What you can do now.

Open a free 24-hour case assessment with CryptoLeek +

Tell us what happened. A senior analyst reads your file within 24 hours and replies with an honest yes/no/conditional on recovery. The assessment is free. If we cannot recover the funds we say so plainly, including which (free) regulator channel you should use instead. If we accept the case, we open a numbered case file and issue a written quote for a flat investigation retainer before any work begins, scoped to case complexity, the jurisdictions involved, and the on-chain trail.

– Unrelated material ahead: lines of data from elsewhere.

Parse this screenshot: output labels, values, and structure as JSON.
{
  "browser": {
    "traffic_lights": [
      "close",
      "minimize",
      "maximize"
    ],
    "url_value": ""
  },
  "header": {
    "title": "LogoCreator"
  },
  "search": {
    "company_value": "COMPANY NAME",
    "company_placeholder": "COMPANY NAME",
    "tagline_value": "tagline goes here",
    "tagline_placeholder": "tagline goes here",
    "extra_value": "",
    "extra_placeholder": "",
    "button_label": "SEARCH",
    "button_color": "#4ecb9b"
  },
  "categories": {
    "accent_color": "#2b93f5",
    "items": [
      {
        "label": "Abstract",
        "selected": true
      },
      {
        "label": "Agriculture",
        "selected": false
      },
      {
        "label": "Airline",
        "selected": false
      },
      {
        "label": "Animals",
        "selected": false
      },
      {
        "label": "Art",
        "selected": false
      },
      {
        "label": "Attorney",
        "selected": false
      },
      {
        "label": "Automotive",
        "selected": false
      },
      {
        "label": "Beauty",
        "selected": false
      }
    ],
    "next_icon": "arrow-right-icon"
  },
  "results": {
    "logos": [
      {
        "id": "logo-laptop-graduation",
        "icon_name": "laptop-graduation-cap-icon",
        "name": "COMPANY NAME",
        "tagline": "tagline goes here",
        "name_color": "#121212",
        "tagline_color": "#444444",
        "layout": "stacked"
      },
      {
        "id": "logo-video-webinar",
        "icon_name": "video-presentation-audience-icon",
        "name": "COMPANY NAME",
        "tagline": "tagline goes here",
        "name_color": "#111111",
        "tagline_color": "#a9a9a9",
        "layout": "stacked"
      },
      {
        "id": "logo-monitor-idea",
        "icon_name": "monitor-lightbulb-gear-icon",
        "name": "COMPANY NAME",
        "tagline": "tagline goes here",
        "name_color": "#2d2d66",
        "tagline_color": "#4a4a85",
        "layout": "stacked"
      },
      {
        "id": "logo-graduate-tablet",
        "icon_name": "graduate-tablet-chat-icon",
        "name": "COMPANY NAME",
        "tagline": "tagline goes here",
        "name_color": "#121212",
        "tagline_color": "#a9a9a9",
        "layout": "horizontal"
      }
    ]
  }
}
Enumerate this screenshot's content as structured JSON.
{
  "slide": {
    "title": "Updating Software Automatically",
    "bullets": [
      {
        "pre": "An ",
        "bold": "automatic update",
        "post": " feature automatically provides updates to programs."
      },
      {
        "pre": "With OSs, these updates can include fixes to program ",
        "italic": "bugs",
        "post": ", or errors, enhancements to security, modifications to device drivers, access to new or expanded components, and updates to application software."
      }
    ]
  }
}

Trace your funds on-chain with our analysts +

We trace stolen crypto across BTC, ETH, EVM L2s, Solana, Tron, and major stablecoins using the same toolchain as regulators and tier-1 exchange compliance teams. The output is a forensic report anchored to specific transaction hashes and block heights, the evidence that exchanges, payment processors, and counsel actually act on. Recovery starts here.

Recover with counsel where civil action makes sense +

Where the trace lands in a jurisdiction with cooperative banks and courts, we coordinate with bar-licensed counsel in our 40+ jurisdiction network for civil action and asset-freezing orders (Mareva-style). Counsel bill you directly; the CryptoLeek investigation retainer is independent of counsel fees. The outcome is funds released back to your nominated wallet or bank account.

§ 05 · Frequently Asked

Questions victims of myetherwallet.aramco ask us most.

Is myetherwallet.aramco a scam? +
Yes. myetherwallet.aramco is documented as a confirmed scam based on multiple consumer reports and on-chain analysis. CryptoLeek documents the operation, red flags, and known recovery options. Verify on the source register cited in the page.
How do I recover money lost to myetherwallet.aramco? +
Open a free 24-hour case assessment with CryptoLeek. We trace the funds on-chain across BTC, ETH, EVM L2s, Solana, Tron, and major stablecoins, then coordinate recovery through exchanges, payment processors, and bar-licensed counsel in 40+ jurisdictions. If we accept the case, a flat investigation retainer is quoted in writing before any work begins — scoped to case complexity, jurisdictions involved, and the on-chain trail.
Has anyone recovered funds from myetherwallet.aramco? +
Recovery outcomes depend on where the funds ended up. When stolen crypto reaches a regulated exchange or cooperative payment processor before being laundered through privacy mixers, recovery is realistic. CryptoLeek's free 24-hour case review tells you honestly whether your specific case is recoverable.

More questions? See the full CryptoLeek FAQ for fees, timing, recovery odds, and confidentiality.

Lost money to myetherwallet.aramco?
We can help you recover your funds.

Free 24-hour case assessment. If we accept the case, we quote a flat investigation retainer in writing before any work begins — scoped to complexity, jurisdictions, and the on-chain trail. You see the price and the deliverables up front.